Nvidia wants to be involved in the rapidly growing Chinese AI market, and the H20 is now the company’s most potent product to sell there. However, according to a Reuters story last month, Chinese firms including Tencent, Alibaba, and TikTok (owner of ByteDance) had been placing large orders for H20 chips for their DeepSeek AI venture because of the country’s high need for affordable AI models.

When AI models are performing what is known as inference—using models to answer questions—the H20 chip performs similarly, if not better, than Nvidia’s chips that are sold outside of China. However, it is not as fast as those chips for training AI models. The largest segment of the AI chip market is rapidly evolving into inference. Jensen Huang, the CEO of Nvidia, stated last month that the company is in a strong position to control that change.

But Nvidia said Tuesday the U.S. government is blocking the Chinese from buying H20 on the fear that the chips could be used in a supercomputer. The H20 has more cooling power than many Nvidia chips and a high speed, but still can mate with chips and other memory as fast as any other Nvidia chip.

Since 2022, the United States has limited the sale of processors that can be used in the supercomputers it delivers to China, and the memory and networking features of the H20 may actually be helpful in the construction of China’s supercomputers. According to the Institute for Progress, a nonpartisan think organization based in Washington, D.C., the systems are already in Chinese hands and need to be prohibited from doing so.

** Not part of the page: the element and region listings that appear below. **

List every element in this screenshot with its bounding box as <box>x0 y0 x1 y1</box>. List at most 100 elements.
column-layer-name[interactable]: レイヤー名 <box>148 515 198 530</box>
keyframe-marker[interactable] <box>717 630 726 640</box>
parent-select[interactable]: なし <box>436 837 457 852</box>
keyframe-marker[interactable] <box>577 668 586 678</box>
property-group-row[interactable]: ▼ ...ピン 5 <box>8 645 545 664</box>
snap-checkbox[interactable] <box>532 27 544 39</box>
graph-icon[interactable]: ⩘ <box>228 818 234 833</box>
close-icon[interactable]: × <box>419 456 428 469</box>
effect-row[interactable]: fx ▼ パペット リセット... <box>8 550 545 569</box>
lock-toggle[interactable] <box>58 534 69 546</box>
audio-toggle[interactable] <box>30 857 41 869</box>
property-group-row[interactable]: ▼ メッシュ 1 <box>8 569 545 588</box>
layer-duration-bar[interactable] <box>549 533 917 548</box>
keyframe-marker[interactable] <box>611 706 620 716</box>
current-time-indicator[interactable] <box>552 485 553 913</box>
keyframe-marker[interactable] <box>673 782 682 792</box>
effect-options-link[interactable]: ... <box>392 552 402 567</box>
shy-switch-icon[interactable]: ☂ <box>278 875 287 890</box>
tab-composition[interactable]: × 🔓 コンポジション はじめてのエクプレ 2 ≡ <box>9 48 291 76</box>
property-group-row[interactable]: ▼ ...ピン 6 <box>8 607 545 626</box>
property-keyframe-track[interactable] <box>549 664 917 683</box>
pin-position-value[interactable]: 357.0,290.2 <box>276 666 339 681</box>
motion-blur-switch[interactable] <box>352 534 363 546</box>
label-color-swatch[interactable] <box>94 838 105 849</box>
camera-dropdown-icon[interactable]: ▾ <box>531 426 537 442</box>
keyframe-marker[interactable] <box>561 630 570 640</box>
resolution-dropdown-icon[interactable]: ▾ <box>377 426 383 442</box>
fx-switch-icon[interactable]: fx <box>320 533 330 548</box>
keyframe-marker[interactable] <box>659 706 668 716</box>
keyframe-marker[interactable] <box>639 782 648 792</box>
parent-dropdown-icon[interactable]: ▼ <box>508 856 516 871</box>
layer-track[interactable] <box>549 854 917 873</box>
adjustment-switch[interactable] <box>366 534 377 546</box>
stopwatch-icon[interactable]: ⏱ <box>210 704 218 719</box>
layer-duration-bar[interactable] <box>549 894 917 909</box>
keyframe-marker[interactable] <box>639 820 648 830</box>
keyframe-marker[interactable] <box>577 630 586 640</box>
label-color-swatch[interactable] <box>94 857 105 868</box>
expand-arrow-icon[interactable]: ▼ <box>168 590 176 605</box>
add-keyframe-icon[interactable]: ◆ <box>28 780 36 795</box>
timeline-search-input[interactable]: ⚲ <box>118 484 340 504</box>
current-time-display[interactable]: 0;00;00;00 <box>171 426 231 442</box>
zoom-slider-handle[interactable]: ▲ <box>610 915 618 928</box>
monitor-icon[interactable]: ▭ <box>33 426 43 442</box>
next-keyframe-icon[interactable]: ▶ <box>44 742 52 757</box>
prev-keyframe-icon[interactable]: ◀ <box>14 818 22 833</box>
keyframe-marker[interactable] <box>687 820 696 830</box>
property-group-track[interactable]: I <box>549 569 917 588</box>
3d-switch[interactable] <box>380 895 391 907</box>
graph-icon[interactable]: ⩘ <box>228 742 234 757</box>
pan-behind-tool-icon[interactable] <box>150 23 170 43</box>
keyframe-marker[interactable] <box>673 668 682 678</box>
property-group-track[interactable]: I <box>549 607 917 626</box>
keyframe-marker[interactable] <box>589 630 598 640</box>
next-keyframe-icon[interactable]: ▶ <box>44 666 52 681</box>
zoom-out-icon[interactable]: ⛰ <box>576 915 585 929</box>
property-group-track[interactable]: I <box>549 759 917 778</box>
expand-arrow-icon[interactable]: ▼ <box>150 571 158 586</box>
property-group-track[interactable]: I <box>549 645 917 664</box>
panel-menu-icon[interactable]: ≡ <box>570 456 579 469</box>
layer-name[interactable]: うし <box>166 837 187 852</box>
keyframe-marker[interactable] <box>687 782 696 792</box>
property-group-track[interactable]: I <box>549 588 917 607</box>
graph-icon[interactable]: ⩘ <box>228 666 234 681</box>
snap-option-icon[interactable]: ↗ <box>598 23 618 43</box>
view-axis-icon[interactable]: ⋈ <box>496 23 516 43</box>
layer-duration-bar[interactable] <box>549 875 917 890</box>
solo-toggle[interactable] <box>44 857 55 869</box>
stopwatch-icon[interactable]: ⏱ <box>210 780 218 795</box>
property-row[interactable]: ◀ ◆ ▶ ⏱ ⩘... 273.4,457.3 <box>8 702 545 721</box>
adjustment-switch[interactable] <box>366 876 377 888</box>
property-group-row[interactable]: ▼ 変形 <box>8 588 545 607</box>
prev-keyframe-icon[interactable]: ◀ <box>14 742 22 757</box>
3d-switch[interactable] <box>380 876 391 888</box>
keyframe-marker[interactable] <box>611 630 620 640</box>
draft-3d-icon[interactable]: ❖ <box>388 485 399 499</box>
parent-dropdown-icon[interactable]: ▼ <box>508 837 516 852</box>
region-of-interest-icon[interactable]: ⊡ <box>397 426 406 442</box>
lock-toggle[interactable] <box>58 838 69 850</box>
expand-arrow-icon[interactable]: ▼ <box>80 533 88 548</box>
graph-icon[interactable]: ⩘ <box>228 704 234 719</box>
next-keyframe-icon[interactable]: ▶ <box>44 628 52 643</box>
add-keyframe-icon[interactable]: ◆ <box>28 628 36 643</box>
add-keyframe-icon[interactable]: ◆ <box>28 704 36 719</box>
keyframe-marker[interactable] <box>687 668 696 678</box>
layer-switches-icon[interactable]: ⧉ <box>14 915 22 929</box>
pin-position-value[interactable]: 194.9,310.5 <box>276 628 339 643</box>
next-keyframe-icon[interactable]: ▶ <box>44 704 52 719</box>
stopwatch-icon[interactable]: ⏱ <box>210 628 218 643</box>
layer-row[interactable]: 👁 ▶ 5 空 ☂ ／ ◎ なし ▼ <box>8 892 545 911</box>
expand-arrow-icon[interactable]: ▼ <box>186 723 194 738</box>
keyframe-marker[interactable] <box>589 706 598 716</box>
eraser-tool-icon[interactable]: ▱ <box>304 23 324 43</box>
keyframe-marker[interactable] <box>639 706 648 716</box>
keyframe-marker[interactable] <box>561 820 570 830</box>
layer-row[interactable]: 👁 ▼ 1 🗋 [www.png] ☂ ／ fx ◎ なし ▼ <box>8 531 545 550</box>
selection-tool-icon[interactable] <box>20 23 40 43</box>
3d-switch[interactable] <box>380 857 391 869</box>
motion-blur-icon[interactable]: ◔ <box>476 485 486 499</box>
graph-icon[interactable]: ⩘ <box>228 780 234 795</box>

And at least one of these buyers has already used H20s in at least one place where big model training takes place, probably in breach of the rules that do not allow supercomputers above a certain threshold to control chips. A group of researchers added that the same restrictions are likely to apply to their supercomputer used to train their V3 model.

Nvidia said on Tuesday that the U.S. government notified it that its H20 chip needs a license in order to be exported to China, and that on April 14 it would be told that rules for those licenses would be in place indefinitely.

However, it’s not certain how many (if any) of those licenses would be granted by the U.S. government.

The filing is the extent of what Nvidia would say beyond that. There was no comment immediately available from the U.S. Department of Commerce, which controls U.S. export controls.

By charging $5.5 billion according to H20 products for inventory, purchase commitments and related reserves, the company Nvidia has added it.

It follows rumors that Nvidia and its partners, including TSMC, are contemplating building servers in the US and potentially bringing in as much as $500 billion of revenue.